We used to have stickers on promo albums that said "When you PLAY IT, SAY IT". The record labels wanted us as a college radio station to let people know what song we just played, the artist, etc. Gee isn't that was DJs are supposed to do? But maybe on some big conglomerate radio, or even smaller stations/ colleges, etc., you don't get it. I have heard there have been surveys saying listeners do want to know...
and it really helps the bands.

BRING BACK THE DJ
http://www.radioinfo.com/2013/07/29/bring-back-the-disc-jockey-2/

This hasn't happened reliably in decades. ReelRadio has an exhibit from the mid 1960s that's a Memo from a PD at KYA-AM to his DJs ordering them NOT to announce artists and titles of anything but recently released hits because it takes too much air time that is better used by promoting the station, and the listeners know most of the records anyway.

Then stations that play a number of back to back records stopped back announcing, then voice-tracking kill it off entirely, and generaly insert station ID bumpers instead. The exceptions are jazz and classical stations. Interestingly enough, I've noticed that Ryan Seacrest will supply artist and title IDs to the stations that play his syndicated voice-tracked show.
 
I have heard there have been surveys saying listeners do want to know...
and it really helps the bands.

Yes, lots of station research projects do show that people want to know the names of songs. But they want to know the names of songs they are unfamiliar with... but not the names of artists and songs they already know, which annoys them.

The problem is that each person does not know the artist and title of a different batch of songs. So one person's desirable info is negative to another 10 people. Which is why stations tend to announce newer songs, and nothing else.
 
The one that really annoys me is when the announcer will hype an upcoming song, but then play two other songs before getting to that one. That seems to be the norm at WUMB (Boston).
 
I must be very unusual as a radio listener but my favorite stations both announced the title and artist and usually a short tidbit about either the song or artist. There are still DJ's doing that today and it still sounds much better than the ancient practice of calls/time/temp all day long.
 
The Fish (Christian music station here in Nashville) has a generic-sounding voice-track that gives title and artist of literally EVERY song that they play. It sounds (literally) phoned-in. And this plays even before the announcer talks!
 
Keep in mind that most stations now post sing titles and artists on their website, and also run them on digital radio dials - if you have a new or recent radio.

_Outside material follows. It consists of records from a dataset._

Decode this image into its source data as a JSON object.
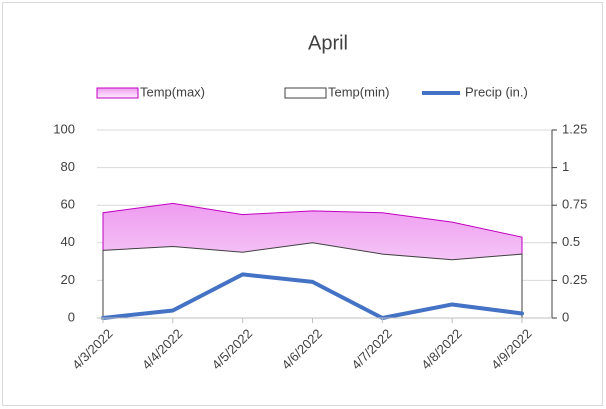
{
  "chart_data": {
    "type": "area",
    "title": "April",
    "categories": [
      "4/3/2022",
      "4/4/2022",
      "4/5/2022",
      "4/6/2022",
      "4/7/2022",
      "4/8/2022",
      "4/9/2022"
    ],
    "series": [
      {
        "name": "Temp(max)",
        "type": "area",
        "color": "#c000c0",
        "values": [
          56,
          61,
          55,
          57,
          56,
          51,
          43
        ]
      },
      {
        "name": "Temp(min)",
        "type": "area",
        "color": "#404040",
        "values": [
          36,
          38,
          35,
          40,
          34,
          31,
          34
        ]
      },
      {
        "name": "Precip (in.)",
        "type": "line",
        "axis": "y2",
        "color": "#4472c4",
        "values": [
          0,
          0.05,
          0.29,
          0.24,
          0,
          0.09,
          0.03
        ]
      }
    ],
    "ylim": [
      0,
      100
    ],
    "yticks": [
      0,
      20,
      40,
      60,
      80,
      100
    ],
    "y2lim": [
      0,
      1.25
    ],
    "y2ticks": [
      0,
      0.25,
      0.5,
      0.75,
      1,
      1.25
    ],
    "grid": true,
    "legend": "top"
  }
}
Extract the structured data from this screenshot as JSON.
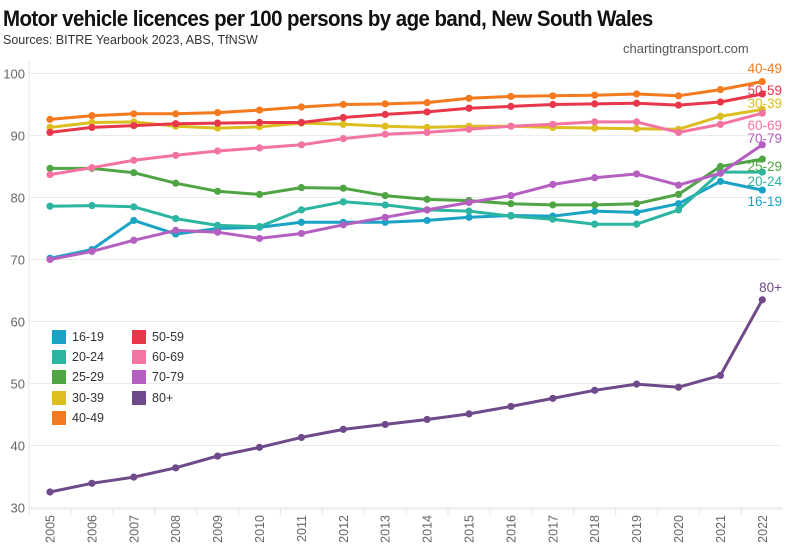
{
  "header": {
    "title": "Motor vehicle licences per 100 persons by age band, New South Wales",
    "subtitle": "Sources: BITRE Yearbook 2023, ABS, TfNSW",
    "credit": "chartingtransport.com"
  },
  "chart_data": {
    "type": "line",
    "title": "Motor vehicle licences per 100 persons by age band, New South Wales",
    "subtitle": "Sources: BITRE Yearbook 2023, ABS, TfNSW",
    "xlabel": "",
    "ylabel": "",
    "ylim": [
      30,
      100
    ],
    "yticks": [
      "30",
      "40",
      "50",
      "60",
      "70",
      "80",
      "90",
      "100"
    ],
    "grid": true,
    "legend_position": "bottom-left",
    "x": [
      "2005",
      "2006",
      "2007",
      "2008",
      "2009",
      "2010",
      "2011",
      "2012",
      "2013",
      "2014",
      "2015",
      "2016",
      "2017",
      "2018",
      "2019",
      "2020",
      "2021",
      "2022"
    ],
    "series": [
      {
        "name": "16-19",
        "color": "#1ba3c6",
        "values": [
          70.2,
          71.6,
          76.3,
          74.1,
          75.0,
          75.2,
          76.0,
          76.0,
          76.0,
          76.3,
          76.8,
          77.1,
          77.0,
          77.8,
          77.6,
          79.0,
          82.6,
          81.2
        ]
      },
      {
        "name": "20-24",
        "color": "#2cb5a0",
        "values": [
          78.6,
          78.7,
          78.5,
          76.6,
          75.5,
          75.3,
          78.0,
          79.3,
          78.8,
          78.0,
          77.8,
          77.0,
          76.5,
          75.7,
          75.7,
          78.0,
          84.1,
          84.1
        ]
      },
      {
        "name": "25-29",
        "color": "#4fa543",
        "values": [
          84.7,
          84.7,
          84.0,
          82.3,
          81.0,
          80.5,
          81.6,
          81.5,
          80.3,
          79.7,
          79.5,
          79.0,
          78.8,
          78.8,
          79.0,
          80.5,
          85.0,
          86.2
        ]
      },
      {
        "name": "30-39",
        "color": "#dcbe20",
        "values": [
          91.3,
          92.1,
          92.2,
          91.5,
          91.2,
          91.4,
          92.0,
          91.8,
          91.5,
          91.3,
          91.5,
          91.5,
          91.3,
          91.2,
          91.1,
          91.0,
          93.1,
          94.2
        ]
      },
      {
        "name": "40-49",
        "color": "#f47a1f",
        "values": [
          92.6,
          93.2,
          93.5,
          93.5,
          93.7,
          94.1,
          94.6,
          95.0,
          95.1,
          95.3,
          96.0,
          96.3,
          96.4,
          96.5,
          96.7,
          96.4,
          97.4,
          98.7
        ]
      },
      {
        "name": "50-59",
        "color": "#e8364a",
        "values": [
          90.5,
          91.3,
          91.6,
          91.9,
          92.0,
          92.1,
          92.1,
          92.9,
          93.4,
          93.8,
          94.4,
          94.7,
          95.0,
          95.1,
          95.2,
          94.9,
          95.4,
          96.7
        ]
      },
      {
        "name": "60-69",
        "color": "#f374a2",
        "values": [
          83.7,
          84.8,
          86.0,
          86.8,
          87.5,
          88.0,
          88.5,
          89.5,
          90.2,
          90.5,
          91.0,
          91.5,
          91.8,
          92.2,
          92.2,
          90.5,
          91.8,
          93.6
        ]
      },
      {
        "name": "70-79",
        "color": "#b55fc1",
        "values": [
          70.0,
          71.3,
          73.1,
          74.7,
          74.4,
          73.4,
          74.2,
          75.6,
          76.8,
          78.0,
          79.2,
          80.3,
          82.1,
          83.2,
          83.8,
          82.0,
          83.9,
          88.5
        ]
      },
      {
        "name": "80+",
        "color": "#6e4a8a",
        "values": [
          32.5,
          33.9,
          34.9,
          36.4,
          38.3,
          39.7,
          41.3,
          42.6,
          43.4,
          44.2,
          45.1,
          46.3,
          47.6,
          48.9,
          49.9,
          49.4,
          51.3,
          63.5
        ]
      }
    ],
    "end_labels": [
      "40-49",
      "50-59",
      "30-39",
      "60-69",
      "70-79",
      "25-29",
      "20-24",
      "16-19",
      "80+"
    ]
  },
  "legend": {
    "items": [
      {
        "label": "16-19",
        "color": "#1ba3c6"
      },
      {
        "label": "20-24",
        "color": "#2cb5a0"
      },
      {
        "label": "25-29",
        "color": "#4fa543"
      },
      {
        "label": "30-39",
        "color": "#dcbe20"
      },
      {
        "label": "40-49",
        "color": "#f47a1f"
      },
      {
        "label": "50-59",
        "color": "#e8364a"
      },
      {
        "label": "60-69",
        "color": "#f374a2"
      },
      {
        "label": "70-79",
        "color": "#b55fc1"
      },
      {
        "label": "80+",
        "color": "#6e4a8a"
      }
    ]
  }
}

More than once, I've heard a song I really liked in the car, then looked it up on the station's website when I got home. Typically they post at least the last 10 songs played, and most will post the preceding 12 or 24 hours.
 
The automated FM station in Martin, TN, used to have a voice-track which back-announced at least the then-current songs that they used to play. One particularly funny (but unintentionally so) voice-track from back in the early '80s: "I ran from a flock of seagulls."
 
The Fish (Christian music station here in Nashville) has a generic-sounding voice-track that gives title and artist of literally EVERY song that they play. It sounds (literally) phoned-in. And this plays even before the announcer talks!

Yes, They also do this on their "Today's Christian Music" national network and on their "Solid Gospel" Southern Gospel format too.

Also Way FM in Nashville (and their other markets) now back sell songs with an artist-title after them.
 
When 93.7 in Lawrence MA (now WEEI-FM sports) was WCGY, owned by Curt Gowdy, they would play automated music but with an announcer voice pre-recorded, cutting in: "The Beatles. Magical Mystery Tour. Before that, Elton John. Saturday Night's Alright for
Fighting. This is the Rock Garden. WCGY."